I am deep
in the old man's puzzle, trying to line the wisdom of the body with
the wisdom of the spirit until the two are one. At my age you
cannot divide spirit from body without anguish and destruction, from
which you will speak nothing but crazy lies.
In Robertson
Davies' novel The Fifth Business, Padre Blazon, a 76-year-old
Jesuit priest, while talking to a younger colleague, points to a truth
that most of us never learned. Our body/mind/spirit is one. This is the
way God created us. Within our physical being, deep in the sub-molecular
level of our cells, every thought, hope, fear, desire, prayer become manifest.
Yet, we do not know how to appreciate this deep interconnection of body
and soul. We have never learned to listen to the wisdom of the body wherein
our soul resides. An important lesson at any age but essential as we grow
older.
Many of us
were taught that the body is completely separate from the spirit and that
God resides "out there," in the ethereal, heavenly, transcendent
realm--above, over and beyond our earthly existence. Even if we experience
a closer, more intimate relationship with God and know to go "within"

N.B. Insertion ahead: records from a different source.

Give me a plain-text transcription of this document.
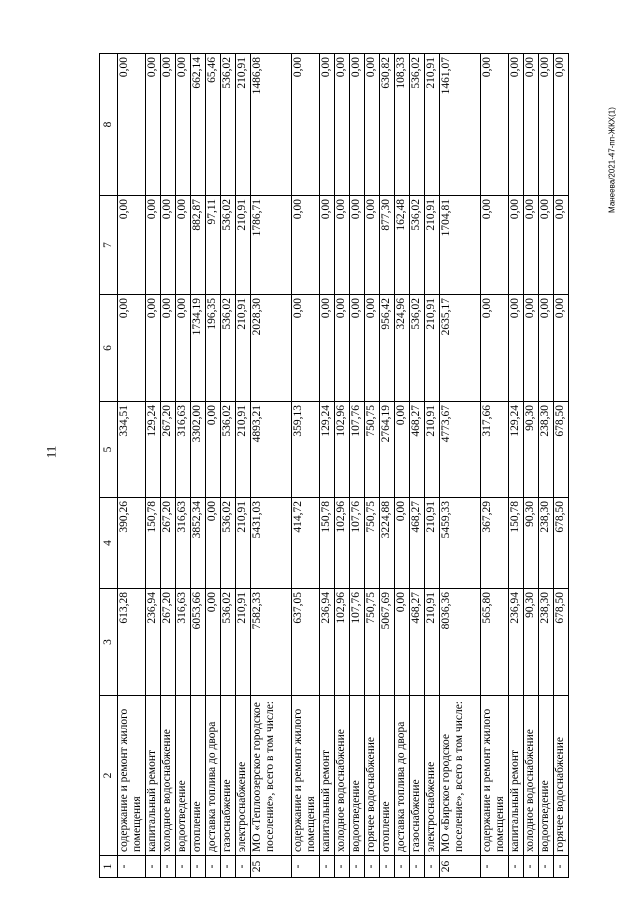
11
Манеева/2021-47-пп-ЖКХ(1)
1	2	3	4	5	6	7	8
-	содержание и ремонт жилого помещения	613,28	390,26	334,51	0,00	0,00	0,00
-	капитальный ремонт	236,94	150,78	129,24	0,00	0,00	0,00
-	холодное водоснабжение	267,20	267,20	267,20	0,00	0,00	0,00
-	водоотведение	316,63	316,63	316,63	0,00	0,00	0,00
-	отопление	6053,66	3852,34	3302,00	1734,19	882,87	662,14
-	доставка топлива до двора	0,00	0,00	0,00	196,35	97,11	65,46
-	газоснабжение	536,02	536,02	536,02	536,02	536,02	536,02
-	электроснабжение	210,91	210,91	210,91	210,91	210,91	210,91
25	МО «Теплоозерское городское поселение», всего в том числе:	7582,33	5431,03	4893,21	2028,30	1786,71	1486,08
-	содержание и ремонт жилого помещения	637,05	414,72	359,13	0,00	0,00	0,00
-	капитальный ремонт	236,94	150,78	129,24	0,00	0,00	0,00
-	холодное водоснабжение	102,96	102,96	102,96	0,00	0,00	0,00
-	водоотведение	107,76	107,76	107,76	0,00	0,00	0,00
-	горячее водоснабжение	750,75	750,75	750,75	0,00	0,00	0,00
-	отопление	5067,69	3224,88	2764,19	956,42	877,30	630,82
-	доставка топлива до двора	0,00	0,00	0,00	324,96	162,48	108,33
-	газоснабжение	468,27	468,27	468,27	536,02	536,02	536,02
-	электроснабжение	210,91	210,91	210,91	210,91	210,91	210,91
26	МО «Бирское городское поселение», всего в том числе:	8036,36	5459,33	4773,67	2635,17	1704,81	1461,07
-	содержание и ремонт жилого помещения	565,80	367,29	317,66	0,00	0,00	0,00
-	капитальный ремонт	236,94	150,78	129,24	0,00	0,00	0,00
-	холодное водоснабжение	90,30	90,30	90,30	0,00	0,00	0,00
-	водоотведение	238,30	238,30	238,30	0,00	0,00	0,00
-	горячее водоснабжение	678,50	678,50	678,50	0,00	0,00	0,00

to connect with the living spirit that encompasses all of reality, it
is rare that we seek a connection with our body in our spiritual quest.
That is not understood as part of the process. Our body, though intimately
a part of our total being, is most of the time viewed separately as a
dissectible, physical object, a complex organic machine that, with the
benefit of informed biological research and the miracles of modern medicine,
we can keep running for many years.
Although change to our aging bodies is inevitable, all too often we
abhor and fear the process. As our appearance alters, our eyes can't
read the small print, our joints stiffen when we sit too long, gray hairs
sprout, chins sag and wrinkles appear; we look for ways to stop the clock.
Without commenting on the benefits (and there are many), or false promises
(and there are even more), of anti-aging products and procedures, the
media's and medicine's avalanche of anti-aging messages subliminally
exacerbate our fear of aging and alienate us further from our bodies
and their deep connections with the spirit.
We forget
that aging is not the enemy. We have forgotten that in the fairy tales
of our youth it is the wise old man who appears in the guise of Father
Time to illuminate life's journey with redeeming light, not fear, and
gently urges us to see life in its wholeness--to align, as Padre Blazon
urged, the wisdom of the spirit with
the wisdom of the body. In tales from other cultures, the old woman, the
Crone, stands at the crossroads between heaven and earth giving simple
directions of how to connect matter and spirit. These mythical figures,
Father Time and the Crone, are archetypes who capture the wisdom of the
ages. Theirs is a powerful message that has been lost in mainstream culture.
They tell us that the natural process of aging is not to be feared; that
when we make friends with our bodies and trust the process a wondrous
new understanding of our place in God's creation opens up.
A word portrait I created from an interview with a seventy-two year
old woman named Nora, captures this wisdom.
It took sixty years to re-member my body, my mind, my soul.
They have been with me all my life, I just never took notice.
Heck, my life course was set.
I was active.
I was attractive.
I got my education.
I got my man.
Life carried me along,
Things were as they were.
OK with me. That's how it goes.
Grey was the color of my next thirty years.
I know I was there, numb but not unhappy.
Things were as they were.
OK with me.
That's how it goes.
My sister's,
then my mother's death shocked me from the haze into despair.
Why am I alive?
What can all this mean?
My heart became the trickster.
I too was going to die.
Terrified I lay abed nine months.
Ears and eyes locked shut to the world about,
I was unconscious of the mysterious forces working in my soul.
The alchemy of transformation lies beyond the rational-first comes awareness.
I have a dream, a recurring dream—
Downtown with others I start home and realize
I took the wrong direction.
Jung says a dream is a messenger from the soul.
In my sixties
I woke up; transformed, ready for the task of re-membering my body,
mind and soul.
A new-found consciousness filled my being.
Awake and alive I found my work.
I found my life.
Connecting through the soil to all things living as coordinator of a
community garden,
A new meaning unfolded within.
Through Yoga I learned to listen to the wisdom of my body.
I connected with the joy of disciplined awareness.
I rejoice in my new-found flexibility towards life.
I am re-membered and rejoice.
Not everyone goes through the debilitating depression that Nora experienced.
Aging is a highly personal process, and the spirit works in mysterious
ways. But if through increased awareness we open our minds and hearts
as we grow older, to appreciate the living, physical reality of every
stage of life as part of God's wondrous creation, we will begin to
cherish the holistic unity (the re-membering) of our beings and develop
a deeper trust in the wisdom of our bodies.